In an industry accustomed to doing business with a limited set of partners, using manual processes, and sharing little information, the prospect of automated, multi-party, transparent distribution requires a substantial change in mindset. But as they consider the alternatives, many carriers are concluding that in the long run these new technologies empower them to expand their markets, improve efficiency and build deeper relationships with brokers, employers and members.

 

To embrace this vision, the carriers must also find an effective way to interact with the hundreds of tech companies that facilitate the quoting, enrolment and management of health insurance and employee benefits. These insurtech companies often assume insurance carriers will offer modern platforms designed to exchange accurate information in an instant using protocols called application programming interfaces (APIs).

 

In reality, most health insurance carriers have systems that trace their origins back many decades and have been patched to accommodate countless mergers, regulatory regimes and business changes. The result: technology that simply can’t interact with the insurtech systems through APIs.

 

How, then, can a carrier meet the demands of its brokers and clients for modern digital experiences?

 

One option is to ask each insurtech company to build an interface to the carrier’s legacy systems. But many are understandably reluctant to devote precious developers to navigating archaic technologies, data formats and communications protocols – some of which are many decades old.

 

Conversely, the carriers could try to build or buy the technology they need to exchange data through APIs. Those that go down this path soon discover they still need seven-figure budgets and several years to rebuild the relevant tech.

 

Faced with these unattractive options, many carriers are simply not connecting to the various insurtech systems, accepting the risk of alienating existing clients and making it more difficult to meet the demands of potential new ones.

 

But that’s a price carriers need not pay. Instead, they can connect to insurtechs via a platform such as Vericred.
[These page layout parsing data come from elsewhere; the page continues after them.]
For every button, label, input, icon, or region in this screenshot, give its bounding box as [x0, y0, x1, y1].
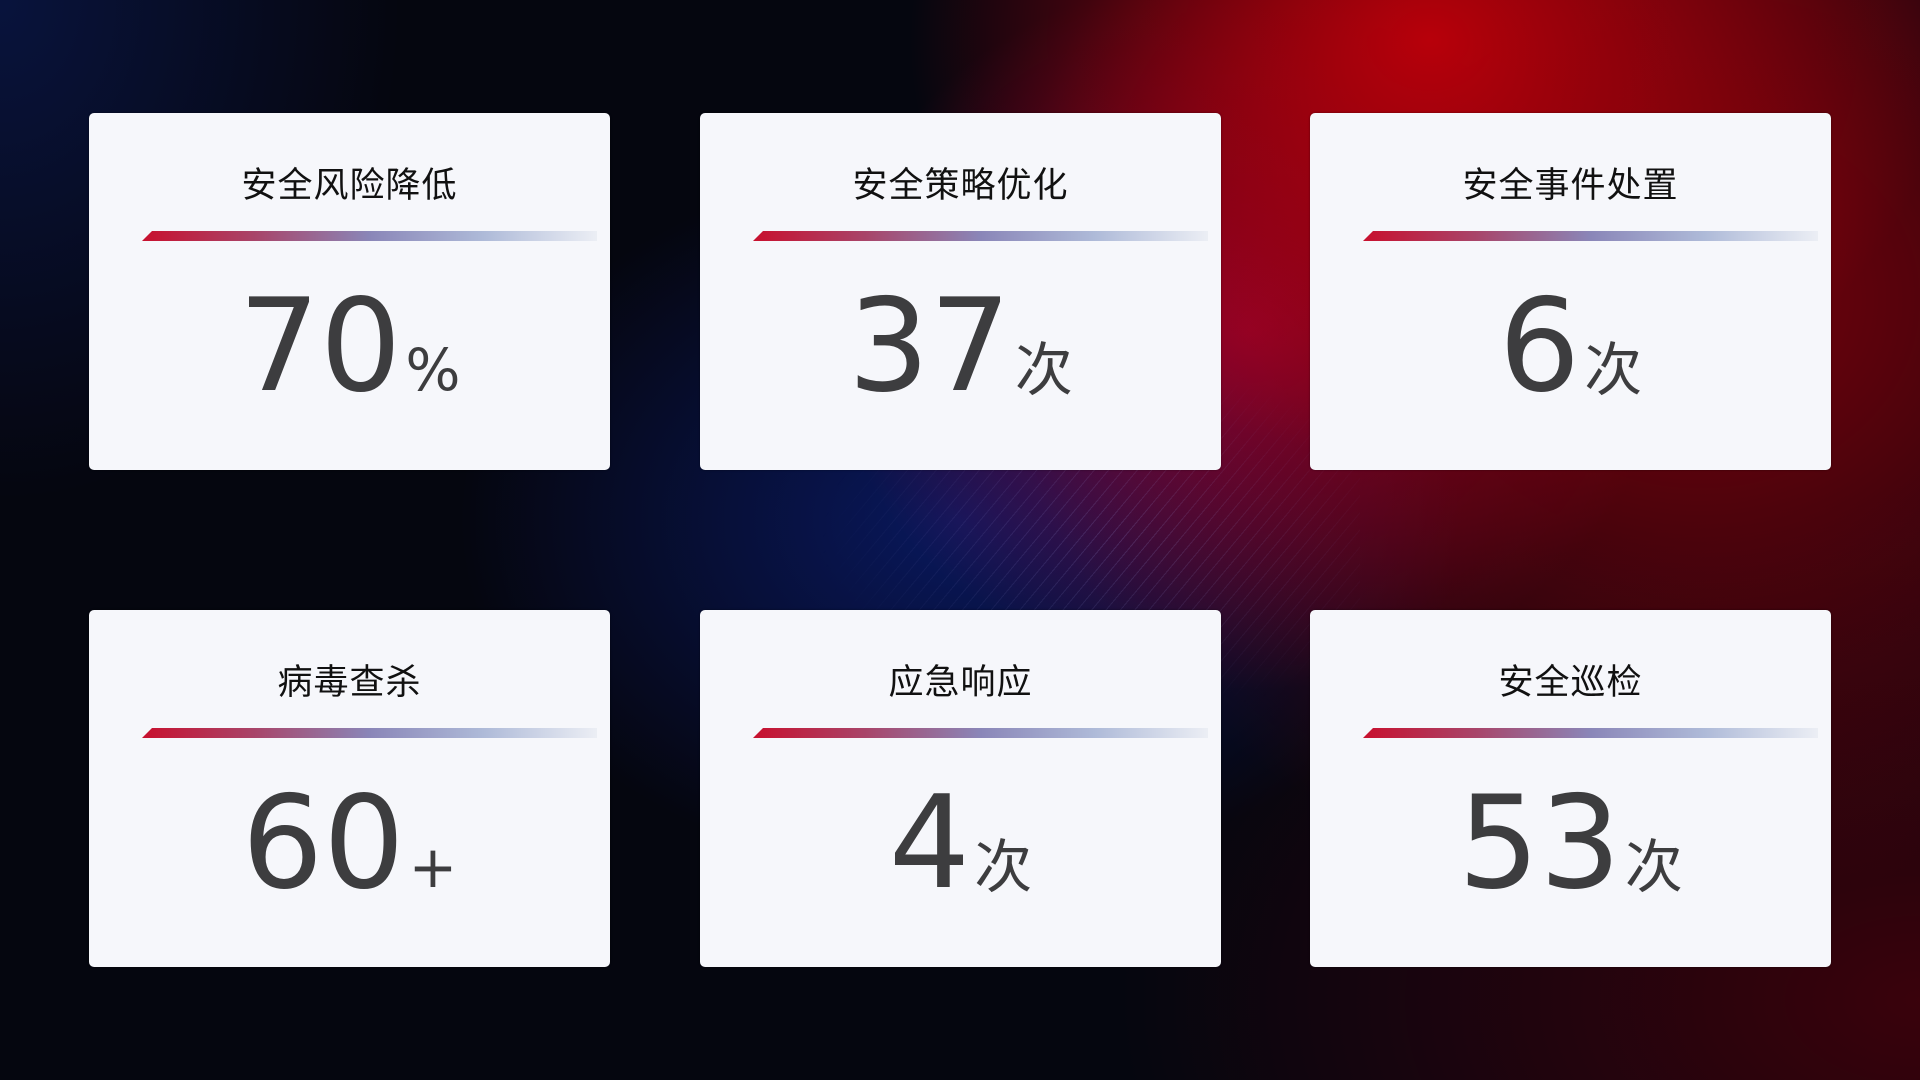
card-value: 6次 — [1310, 283, 1831, 411]
value-number: 60 — [241, 769, 405, 918]
stat-card-virus-removal: 病毒查杀 60+ — [89, 610, 610, 967]
stat-card-policy-optimization: 安全策略优化 37次 — [700, 113, 1221, 470]
card-title: 安全风险降低 — [241, 166, 458, 206]
value-number: 4 — [888, 769, 971, 918]
stat-card-security-inspection: 安全巡检 53次 — [1310, 610, 1831, 967]
value-number: 6 — [1498, 272, 1581, 421]
value-number: 70 — [238, 272, 402, 421]
divider-bar — [142, 231, 597, 241]
divider-bar — [1363, 231, 1818, 241]
value-number: 37 — [848, 272, 1011, 421]
card-value: 53次 — [1310, 780, 1831, 908]
divider-bar — [142, 728, 597, 738]
card-value: 60+ — [89, 780, 610, 908]
value-unit: 次 — [1584, 336, 1643, 404]
divider-bar — [753, 728, 1208, 738]
card-title: 病毒查杀 — [277, 663, 422, 703]
stat-card-risk-reduction: 安全风险降低 70% — [89, 113, 610, 470]
value-unit: 次 — [1014, 336, 1073, 404]
value-number: 53 — [1458, 769, 1621, 918]
card-title: 安全策略优化 — [852, 166, 1069, 206]
card-value: 4次 — [700, 780, 1221, 908]
card-value: 37次 — [700, 283, 1221, 411]
value-unit: % — [405, 336, 461, 404]
card-title: 安全巡检 — [1498, 663, 1643, 703]
card-title: 安全事件处置 — [1462, 166, 1679, 206]
value-unit: 次 — [1624, 833, 1683, 901]
value-unit: + — [408, 833, 458, 901]
card-title: 应急响应 — [888, 663, 1033, 703]
value-unit: 次 — [974, 833, 1033, 901]
stat-card-incident-handling: 安全事件处置 6次 — [1310, 113, 1831, 470]
card-value: 70% — [89, 283, 610, 411]
divider-bar — [1363, 728, 1818, 738]
divider-bar — [753, 231, 1208, 241]
stat-card-emergency-response: 应急响应 4次 — [700, 610, 1221, 967]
With a single connection, a carrier can exchange data with hundreds of broker quoting platforms, benefit administration systems, and other insurtech companies. The tech companies benefit the same way: one connection links them to many carriers.

 

Platforms such as Vericred, moreover, can invest in critical services such as security, data validation and error handling that wouldn’t be economical in a world where every connection between carrier and insurtech company had to be managed independently.

 

In other words, everyone benefits.

 

Brokers, employers and members all have the up-to-date information and powerful capabilities they expect. Technology firms can devote their resources to product innovation. And carriers improve their service immediately with the flexibility to upgrade their systems down the road when it makes the most sense.